Tn the post-Hadoop / post-Spark world, both Hortonworks and Cloudera merged as well:

https://www.cloudera.com/about/news-and-blogs/press-releases...

Also since we're talking MPP withSQL/SQL-like dialects, we may as well mention that Greenplum, ParAccel/Redshift also coexisted with all of these.

Great post :) This reads like a History Channel Documentary !
I've not spent much time, but I've never exactly understood what Presto is. Is it just map reduce across databases?
Its a distributed SQL engine that can query files from various database engines (via connectors or JDBC drivers), including structured file formats like CSV or Parquet (using the Hive metastore).

Presto does not manage storage itself, but instead focuses on fronting those data sources with a single access point, with the option to federate (join) different sources in a single query.

"Presto is an open-source distributed SQL query engine optimized for low-latency, ad-hoc analysis of data. It supports the ANSI SQL standard, including complex queries, aggregations, joins, and window functions. Presto can process data from multiple data sources including the Hadoop Distributed File System (HDFS) and Amazon S3"

TIL that Presto is available in EMR.

Not only that, but, AWS Athena is basically serverless Presto. It's an extremely handy tool particularly if you've got structured or semi-structured data being dumped into S3 and you want a near zero maintenance (only have to create schemas) way to explore it.
Its basically a compute engine that maintains all state in memory and does distributed computations similarly to Spark.

The big thing it adds is that it isn't stuck to any storage format. It has a connector that lets you load data into it from basically anything, from mysql dbs to hdfs files to whatever. So you can do cross database joins and just not care about where the data lives. You can also output to almost any database too.

Not being snarky, but is that basically a sql interface for map reduce across databases?
It's basically federated SQL. Nothing to do with map/reduce, really.
It loads everything from the data sources (presumably pushing as much down to the underlying database) and then does sql in ram. Pretty much the definition of map reduce. Federated sql wouldn’t give speed up across a single database but presto does.
Loading from data sources and doing SQL in ram is very much not the definition of Map Reduce.
It is basically federated SQL to get all the data you need into mem.

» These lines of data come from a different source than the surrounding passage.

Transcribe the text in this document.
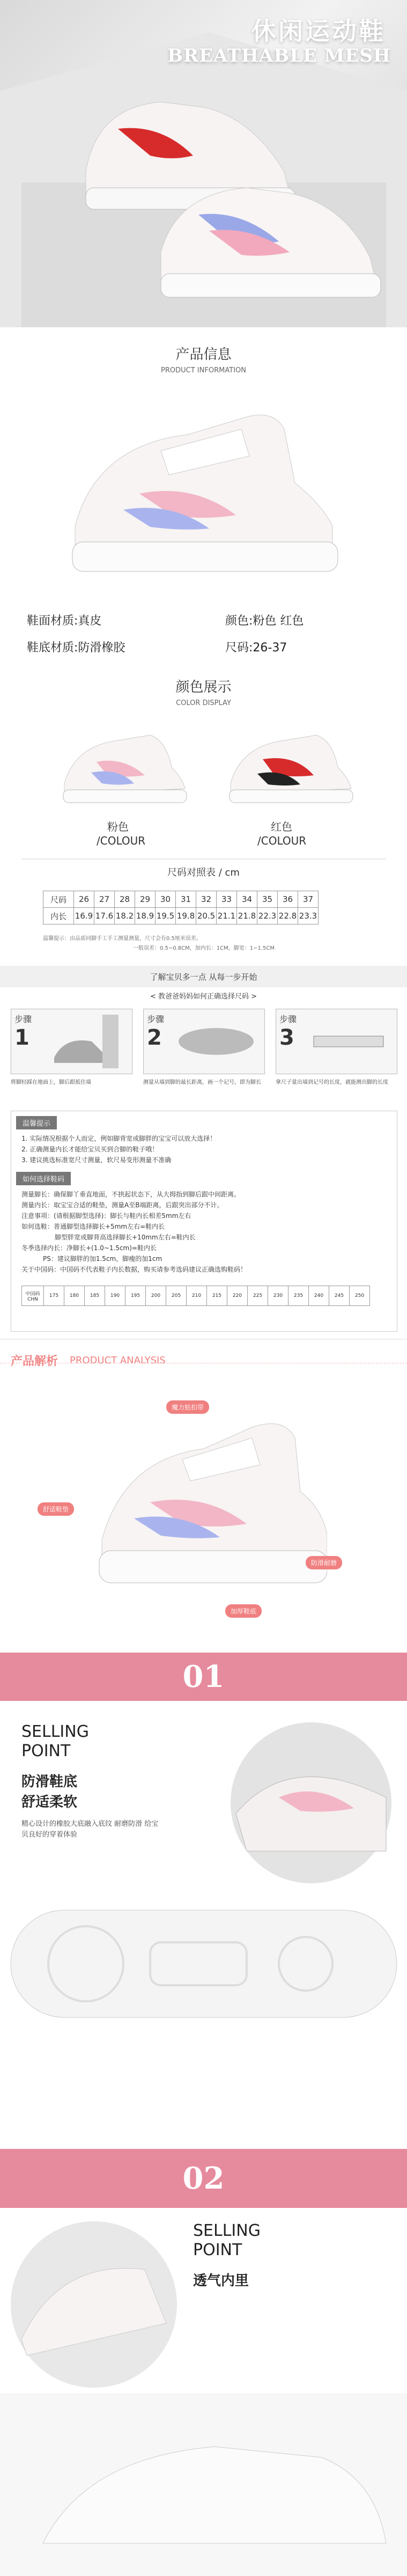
休闲运动鞋
BREATHABLE MESH
产品信息
PRODUCT INFORMATION
鞋面材质:真皮	颜色:粉色 红色
鞋底材质:防滑橡胶	尺码:26-37
颜色展示
COLOR DISPLAY
粉色
/COLOUR
红色
/COLOUR
尺码对照表 / cm
尺码	26	27	28	29	30	31	32	33	34	35	36	37
内长	16.9	17.6	18.2	18.9	19.5	19.8	20.5	21.1	21.8	22.3	22.8	23.3
温馨提示：由品质同脚手工手工测量测量，尺寸会有0.5厘米误差。
一般误差：0.5~0.8CM，加内长：1CM，脚宽：1~1.5CM
了解宝贝多一点 从每一步开始
< 教爸爸妈妈如何正确选择尺码 >
步骤
1
步骤
2
步骤
3
将脚轻踩在地面上，脚后跟抵住墙	测量从墙到脚的最长距离，画一个记号，即为脚长	拿尺子量出墙到记号的长度，就能测出脚的长度
温馨提示
1. 实际情况根据个人而定，例如脚背宽或脚胖的宝宝可以放大选择！
2. 正确测量内长才能给宝贝买到合脚的鞋子哦！
3. 建议挑选标准宽尺寸测量，软尺易变形测量不准确
如何选择鞋码
测量脚长：确保脚丫垂直地面，不拱起状态下，从大拇指到脚后跟中间距离。
测量内长：取宝宝合适的鞋垫，测量A至B端距离，后跟突出部分不计。
注意事项：(请根据脚型选择)：脚长与鞋内长相差5mm左右
如何选鞋：普通脚型选择脚长+5mm左右=鞋内长
脚型胖宽或脚背高选择脚长+10mm左右=鞋内长
冬季选择内长：净脚长+(1.0~1.5cm)=鞋内长
PS：建议脚胖的加1.5cm，脚瘦的加1cm
关于中国码：中国码不代表鞋子内长数据，购买请参考选码建议正确选购鞋码！
中国码CHN	175	180	185	190	195	200	205	210	215	220	225	230	235	240	245	250
产品解析 PRODUCT ANALYSIS
魔力贴扣带
舒适鞋垫
防滑耐磨
加厚鞋底
01
SELLING POINT
防滑鞋底
舒适柔软
精心设计的橡胶大底融入底纹 耐磨防滑 给宝贝良好的穿着体验
02
SELLING POINT
透气内里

Then it does a bunch of techniques, one of witch is map reduce, to do computation.

Its like you took a distributed SQL server and made it never have its own storage outside of memory. Instead it operates on wherever the data is living.

Is there any form of distributed query engine in use today that doesn't fit the definition of the MapReduce pattern? Is describing a distributed query engine as MapReduce still a meaningful distinction from some other, non-MapReduce approach?
Sort of. The biggest difference is that it can be a pseudo-datawarehouse for analysts and data scientists over an object store (Eg s3) without needing to manage a complicated ETL process. AWS Athena goes even further by not needing to provision compute so that queries are run on ephemeral VMs over the object store.

Hive makes a terrible data warehouse no matter how SQL compatible it is.